La questione tattica

La differenza tra il 3421 e il 541 sembrerebbe essere determinata solo dall'atteggiamento più o meno offensivo dei due esterni di centrocampo (i famosi quinti di difesa, cioè quelli che vanno ad aggiungersi alla linea a 4 quando l'attacco degli avversari è sulla linea laterale opposta). Quella è la differenza che rende difensivo un sistema di gioco nato in realtà per attaccare. E quindi è la differenza tra gli auspici di Fonseca e la realtà che si è vista a Napoli. Colpa dell'allenatore? Forse sarebbe il caso di uscire una volta per tutte da questo equivoco. Di allenatori a Roma ne sono passati parecchi e sono stati (quasi) tutti bravi, persino qualcuno eccellente (come magari ha poi dimostrato da altre parti). Se all'improvviso una squadra sembra dimenticarsi tutto quello che di buono è riuscita a fare in un lungo ciclo di partite bisognerebbe cominciare a richiamare i giocatori alle loro responsabilità piuttosto che appellarsi sempre alle qualità di chi li guida dalla panchina.

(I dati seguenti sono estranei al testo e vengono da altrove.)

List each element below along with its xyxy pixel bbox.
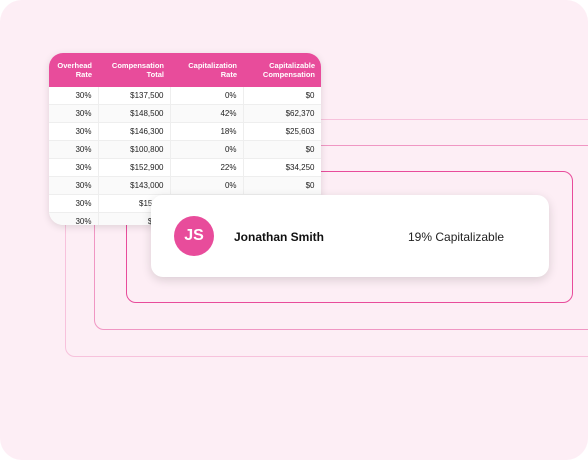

In una linea a 5, più che in una linea a 4, se non si ha il coraggio (sostantivo spesso evocato da Fonseca) di spezzare lo schieramento per accorciare la marcatura sull'avversario che si abbassa, se non si affronta con il dovuto anticipo il contromovimento dell'avversario, se non si ha la capacità di correre al massimo delle proprie capacità in avanti o in indietro, diventa difficile poi pensare di cavarsela contro giocatori come Insigne, Mertens, Lozano o Zielinski. Così la linea si abbassa, lo schieramento si schiaccia, manca la sostanza in mezzo al campo e non si può far altro che scappare all'indietro.

Gli errori tecnici

Ci sono poi una lunga serie di errori tecnici che hanno scavato realmente tutta la differenza tra le due squadre. A ogni scelta sbagliata dal punto di vista tecnico (l'elenco delle palle perse nella propria metà campo è lunghissimo: 11 Pellegrini, 10 Spinazzola, 9 Cristante, 8 Ibanez, Pedro e Mkhitaryan...) è corrisposta una ripartenza pericolosa del Napoli, a cui la Roma per i già evidenziati problemi tattici ha faticato a contrapporsi. In particolare, sono state assai complicate da gestire le transizioni sulle transizioni, cioè quelle palle rubate dalla Roma su cui impostare un contropiede pericoloso che invece venivano poi maldestralmente gestite fino a lasciar spazio alle ripartenze del Napoli. Nelle grafiche della pagina accanto ne abbiamo riportate un paio, ma nel primo tempo ce ne sono state molte di più.